I will just go through each block and show you what I did whilst I was playing.
This one was pretty similar to one of LH's in the video,only I cut some bias strips with my curvy rotary cutter blade and put them in the centre of each leaf.  It looks pretty effective.
This was the next one and it started out as the purple rays on a green background, but I decided it was a bit boring, so I played around with splitting and layering the leaf shapes.
In this one I used bias strips to curve and make wavy lines.  As I was doing it, I thought about how it might look if I put little knots in like in tree bark.
After I cut the bits for the leaf centres earlier, I had a little triangle left with curvy edges.  I decided it looked like a sunflower petal, so I made some more, only this time I used the larger wave blade.
My next experiment was to use the curvy blades to make some water by layering different colours.  Then I added some grass and reeds.

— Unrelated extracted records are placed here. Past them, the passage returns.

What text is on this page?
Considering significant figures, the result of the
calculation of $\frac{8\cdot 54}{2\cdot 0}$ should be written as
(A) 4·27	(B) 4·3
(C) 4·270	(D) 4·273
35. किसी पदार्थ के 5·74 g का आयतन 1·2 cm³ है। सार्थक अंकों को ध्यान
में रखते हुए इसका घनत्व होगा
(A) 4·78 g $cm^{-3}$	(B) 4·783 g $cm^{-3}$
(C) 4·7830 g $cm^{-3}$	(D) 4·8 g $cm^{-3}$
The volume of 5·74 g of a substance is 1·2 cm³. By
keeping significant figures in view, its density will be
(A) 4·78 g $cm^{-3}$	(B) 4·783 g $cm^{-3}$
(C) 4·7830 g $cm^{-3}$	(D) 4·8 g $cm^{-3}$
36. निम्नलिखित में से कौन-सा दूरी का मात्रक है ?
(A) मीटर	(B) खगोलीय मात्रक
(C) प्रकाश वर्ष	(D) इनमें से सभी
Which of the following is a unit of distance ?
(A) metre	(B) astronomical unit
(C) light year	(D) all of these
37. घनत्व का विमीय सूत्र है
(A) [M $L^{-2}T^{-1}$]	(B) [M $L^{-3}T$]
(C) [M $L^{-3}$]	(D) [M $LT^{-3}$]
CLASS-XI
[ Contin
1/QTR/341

Next, I thought I would make a tree.  A very bloody tree!  At this stage I cut myself with the rotary cutter - as you do!  I did not realise how much my finger was bleeding until I dripped it all over my tree! Yuk!  OH well, a bit of paint or embellishment will fix it.  And for easy identification 50 years from now, it has my DNA.
After a little break, I played with the wave blade and got these cute little leaves by lining up the blade so that the last cut met the first cut and did not stay an equal distance away (like in the leaf centres)  It took a while to get it right, but I had fun with it.
Then, I remembered that I had a scallop template in my quilting templates and I thought - "I wonder if I can make big leaves the same way, and guess what - I did, aren't they cute?
Whilst I was cutting the big leaves, I noticed the patterns the strips of leaves made as I cut them and so I made that pattern, too.  There are actually two patterns on this square.
While I was thinking about what to put in the last square, I happened to look at the scraps left from the tree's leaves and noticed how two of them together made a pine tree, so that became my last square for the sampler.
As you see, it doesn't take me long to get back to playing after a big day doing boring stuff.
Now on to lots of stitching and embellishment.